In coach Will Muschamp’s second season, the Gators have steadily built a reputation for having a punishing ground game designed to wear down and defeat teams late in games. Through five games, Florida is averaging 214.8 rushing yards per game. Against LSU, UF only attempted four passes in the second half and ran it 25 consecutive times to close the game.
“They’re going to run it down your throat,” Franklin said.
That’s what the No. 4 Gators (5-0, 4-0 Southeastern Conference) will attempt to do again Saturday against the Commodores (2-3, 1-2 SEC) when the teams meet at 6 p.m. in Nashville. Vanderbilt, giving up an average of 179 yards rushing per game, will have its hands full with UF’s rushing attack.
Under Muschamp, Florida is 12-1 when it rushes for at least 125 yards.

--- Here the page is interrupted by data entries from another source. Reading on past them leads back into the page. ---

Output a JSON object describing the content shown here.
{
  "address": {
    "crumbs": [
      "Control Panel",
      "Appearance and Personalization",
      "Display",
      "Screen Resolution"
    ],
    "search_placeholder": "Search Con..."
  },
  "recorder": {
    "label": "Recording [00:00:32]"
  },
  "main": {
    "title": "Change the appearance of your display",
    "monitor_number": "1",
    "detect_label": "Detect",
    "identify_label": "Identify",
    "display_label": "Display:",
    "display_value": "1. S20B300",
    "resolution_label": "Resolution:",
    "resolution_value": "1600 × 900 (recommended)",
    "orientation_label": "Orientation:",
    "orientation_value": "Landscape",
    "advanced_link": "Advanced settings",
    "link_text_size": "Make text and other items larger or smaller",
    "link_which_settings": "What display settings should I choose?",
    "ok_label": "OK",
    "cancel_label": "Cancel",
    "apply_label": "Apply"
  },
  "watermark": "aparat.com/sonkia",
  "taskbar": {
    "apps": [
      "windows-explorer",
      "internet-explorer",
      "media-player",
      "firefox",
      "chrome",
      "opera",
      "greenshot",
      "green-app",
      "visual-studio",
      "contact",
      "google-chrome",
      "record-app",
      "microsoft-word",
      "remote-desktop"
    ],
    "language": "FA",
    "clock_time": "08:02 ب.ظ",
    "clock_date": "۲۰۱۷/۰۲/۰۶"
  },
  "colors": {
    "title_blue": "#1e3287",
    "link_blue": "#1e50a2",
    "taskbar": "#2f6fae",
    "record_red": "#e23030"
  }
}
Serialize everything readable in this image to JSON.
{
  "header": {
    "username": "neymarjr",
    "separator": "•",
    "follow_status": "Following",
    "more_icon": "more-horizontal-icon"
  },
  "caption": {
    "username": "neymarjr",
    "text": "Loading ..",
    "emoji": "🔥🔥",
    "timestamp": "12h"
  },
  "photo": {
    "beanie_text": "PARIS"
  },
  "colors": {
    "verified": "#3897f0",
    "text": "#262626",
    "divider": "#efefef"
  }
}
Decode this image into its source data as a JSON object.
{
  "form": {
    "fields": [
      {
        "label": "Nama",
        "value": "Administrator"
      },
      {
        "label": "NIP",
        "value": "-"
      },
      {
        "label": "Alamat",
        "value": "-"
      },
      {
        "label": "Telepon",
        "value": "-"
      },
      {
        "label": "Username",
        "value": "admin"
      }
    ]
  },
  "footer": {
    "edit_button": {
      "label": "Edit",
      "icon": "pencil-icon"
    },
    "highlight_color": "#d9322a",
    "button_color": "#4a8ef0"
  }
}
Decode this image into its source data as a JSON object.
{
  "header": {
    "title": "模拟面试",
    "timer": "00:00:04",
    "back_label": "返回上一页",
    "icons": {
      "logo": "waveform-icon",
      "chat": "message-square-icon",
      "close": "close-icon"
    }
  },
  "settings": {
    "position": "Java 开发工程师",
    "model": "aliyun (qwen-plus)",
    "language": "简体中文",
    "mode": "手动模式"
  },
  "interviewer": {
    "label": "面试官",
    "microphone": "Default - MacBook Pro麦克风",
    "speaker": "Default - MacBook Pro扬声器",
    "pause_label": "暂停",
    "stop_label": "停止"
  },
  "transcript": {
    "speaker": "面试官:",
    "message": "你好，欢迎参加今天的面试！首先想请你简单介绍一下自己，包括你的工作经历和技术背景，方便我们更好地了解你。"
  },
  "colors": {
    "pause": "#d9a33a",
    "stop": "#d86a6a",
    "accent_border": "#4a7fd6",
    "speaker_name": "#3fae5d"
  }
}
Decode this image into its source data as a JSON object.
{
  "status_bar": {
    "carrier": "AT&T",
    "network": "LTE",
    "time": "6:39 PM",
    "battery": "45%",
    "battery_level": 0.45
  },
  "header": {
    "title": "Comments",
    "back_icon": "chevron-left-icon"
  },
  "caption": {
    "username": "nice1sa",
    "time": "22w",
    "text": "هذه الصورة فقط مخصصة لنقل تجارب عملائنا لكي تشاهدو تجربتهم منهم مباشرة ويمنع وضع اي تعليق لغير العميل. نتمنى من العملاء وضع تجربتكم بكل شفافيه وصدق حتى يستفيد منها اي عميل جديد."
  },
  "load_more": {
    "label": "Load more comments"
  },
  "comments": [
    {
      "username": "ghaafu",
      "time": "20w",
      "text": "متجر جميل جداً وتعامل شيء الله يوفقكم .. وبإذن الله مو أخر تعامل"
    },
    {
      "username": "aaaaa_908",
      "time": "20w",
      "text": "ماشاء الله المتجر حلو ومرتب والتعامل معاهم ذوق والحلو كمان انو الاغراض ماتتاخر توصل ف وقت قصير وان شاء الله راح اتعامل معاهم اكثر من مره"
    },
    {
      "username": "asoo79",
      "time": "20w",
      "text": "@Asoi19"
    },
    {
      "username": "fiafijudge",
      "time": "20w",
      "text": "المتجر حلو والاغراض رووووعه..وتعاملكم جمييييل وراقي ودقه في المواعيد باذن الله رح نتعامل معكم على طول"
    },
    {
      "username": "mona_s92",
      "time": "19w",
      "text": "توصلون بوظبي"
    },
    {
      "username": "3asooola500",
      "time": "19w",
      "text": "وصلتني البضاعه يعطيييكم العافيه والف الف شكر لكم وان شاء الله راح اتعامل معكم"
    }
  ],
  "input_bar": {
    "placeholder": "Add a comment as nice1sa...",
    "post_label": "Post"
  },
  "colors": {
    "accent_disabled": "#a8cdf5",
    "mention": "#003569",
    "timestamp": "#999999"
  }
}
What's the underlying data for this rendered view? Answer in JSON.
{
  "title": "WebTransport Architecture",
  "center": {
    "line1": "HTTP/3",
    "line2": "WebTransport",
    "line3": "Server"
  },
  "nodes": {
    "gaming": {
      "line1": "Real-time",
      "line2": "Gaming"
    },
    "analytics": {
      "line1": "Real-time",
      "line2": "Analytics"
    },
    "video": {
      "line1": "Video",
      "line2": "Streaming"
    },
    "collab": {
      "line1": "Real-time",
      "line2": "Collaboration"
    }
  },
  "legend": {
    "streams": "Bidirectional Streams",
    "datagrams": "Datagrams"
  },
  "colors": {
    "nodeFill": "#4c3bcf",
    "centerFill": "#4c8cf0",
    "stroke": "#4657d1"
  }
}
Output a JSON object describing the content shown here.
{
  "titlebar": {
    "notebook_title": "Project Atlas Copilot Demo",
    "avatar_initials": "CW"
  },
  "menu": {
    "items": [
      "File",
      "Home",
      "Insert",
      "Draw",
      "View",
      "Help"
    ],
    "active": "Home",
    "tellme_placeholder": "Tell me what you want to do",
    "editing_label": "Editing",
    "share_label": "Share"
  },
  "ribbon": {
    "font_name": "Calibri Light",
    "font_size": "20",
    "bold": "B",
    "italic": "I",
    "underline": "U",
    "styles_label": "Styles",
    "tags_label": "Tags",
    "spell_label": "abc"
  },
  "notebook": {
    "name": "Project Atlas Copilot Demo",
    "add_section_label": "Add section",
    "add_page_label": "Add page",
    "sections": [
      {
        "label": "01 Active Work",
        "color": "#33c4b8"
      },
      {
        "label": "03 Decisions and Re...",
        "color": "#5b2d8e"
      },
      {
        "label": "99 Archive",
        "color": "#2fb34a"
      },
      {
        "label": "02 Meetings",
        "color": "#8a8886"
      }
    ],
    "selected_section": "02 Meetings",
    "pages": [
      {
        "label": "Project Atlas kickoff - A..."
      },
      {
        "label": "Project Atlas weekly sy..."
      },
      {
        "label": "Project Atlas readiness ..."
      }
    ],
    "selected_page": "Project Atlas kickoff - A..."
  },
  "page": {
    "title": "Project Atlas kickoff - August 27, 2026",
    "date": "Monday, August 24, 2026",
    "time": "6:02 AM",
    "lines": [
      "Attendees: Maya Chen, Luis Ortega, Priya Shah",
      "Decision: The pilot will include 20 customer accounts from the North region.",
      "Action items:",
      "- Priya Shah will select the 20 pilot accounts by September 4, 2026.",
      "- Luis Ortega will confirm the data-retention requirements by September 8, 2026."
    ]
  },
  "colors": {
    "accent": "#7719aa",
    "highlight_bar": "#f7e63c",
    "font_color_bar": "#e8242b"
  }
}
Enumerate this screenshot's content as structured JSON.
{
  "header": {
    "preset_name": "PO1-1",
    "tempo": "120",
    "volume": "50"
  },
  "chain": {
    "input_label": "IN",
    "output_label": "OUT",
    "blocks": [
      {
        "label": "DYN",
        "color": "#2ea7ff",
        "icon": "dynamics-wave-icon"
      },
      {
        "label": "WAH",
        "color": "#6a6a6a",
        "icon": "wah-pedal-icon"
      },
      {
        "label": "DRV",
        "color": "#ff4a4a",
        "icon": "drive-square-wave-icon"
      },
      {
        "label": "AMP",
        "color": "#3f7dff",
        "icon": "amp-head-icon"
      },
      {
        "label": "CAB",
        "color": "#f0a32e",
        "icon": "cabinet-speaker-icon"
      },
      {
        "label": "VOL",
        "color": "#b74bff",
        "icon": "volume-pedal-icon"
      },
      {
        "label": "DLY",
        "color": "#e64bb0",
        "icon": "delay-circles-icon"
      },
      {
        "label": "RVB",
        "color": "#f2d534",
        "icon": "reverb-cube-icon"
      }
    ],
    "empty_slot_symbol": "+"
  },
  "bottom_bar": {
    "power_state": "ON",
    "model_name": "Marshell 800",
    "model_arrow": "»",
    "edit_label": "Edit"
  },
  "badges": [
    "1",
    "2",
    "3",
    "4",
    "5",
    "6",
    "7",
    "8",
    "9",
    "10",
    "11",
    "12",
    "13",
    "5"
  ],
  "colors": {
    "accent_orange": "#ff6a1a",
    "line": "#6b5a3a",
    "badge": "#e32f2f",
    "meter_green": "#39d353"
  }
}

This season, the Gators have not rushed for fewer than 142 yards and have been overpowering defenses with power runs from formations featuring six and sometimes seven offensive linemen instead of five. Against LSU, UF scored both of its touchdowns on power runs with at least six offensive linemen, and running back Mike Gillislee went into the end zone untouched both times.
Offensive coordinator Brent Pease said the formation has so much success for one simple reason.
“Some of the [defensive] ends are used to having tight ends on them and all of a sudden you have D.J. Humphries or Ian Silberman — you’ve got a guy that’s 300 pounds,” Pease said. “When you look at that one time, there’s seven guys there that are probably 300-plus [pounds]. What’s your math on that? Seven times three is, what, 2,100 pounds coming at you? That’s probably not — I don’t know that I would want that falling on me.
“You know what they say: ‘Mass kicks ass.’ So that’s our theory behind it.”
Vanderbilt’s defense struggled against the run last week against Missouri, allowing 150 yards, while Florida’s running game thrived against one of the toughest front sevens in the country, gaining more than 200 yards not counting the five sacks quarterback Jeff Driskel took on designed passing plays.
Franklin has called Vanderbilt’s defensive line the team’s strength, but he added that this will be a tough test and that the unit has room to grow.
“I still have higher expectations of them,” Franklin said. “I’m pleased with how they’re playing, but I think we can play better.”
And, Franklin said, just because opposing coaches and defensive coordinators know what Florida wants to do — ride Gillislee, control the clock and wear down teams with the run — doesn’t mean that they are capable of stopping it.
“Everybody is going into it with the same plan,” he said.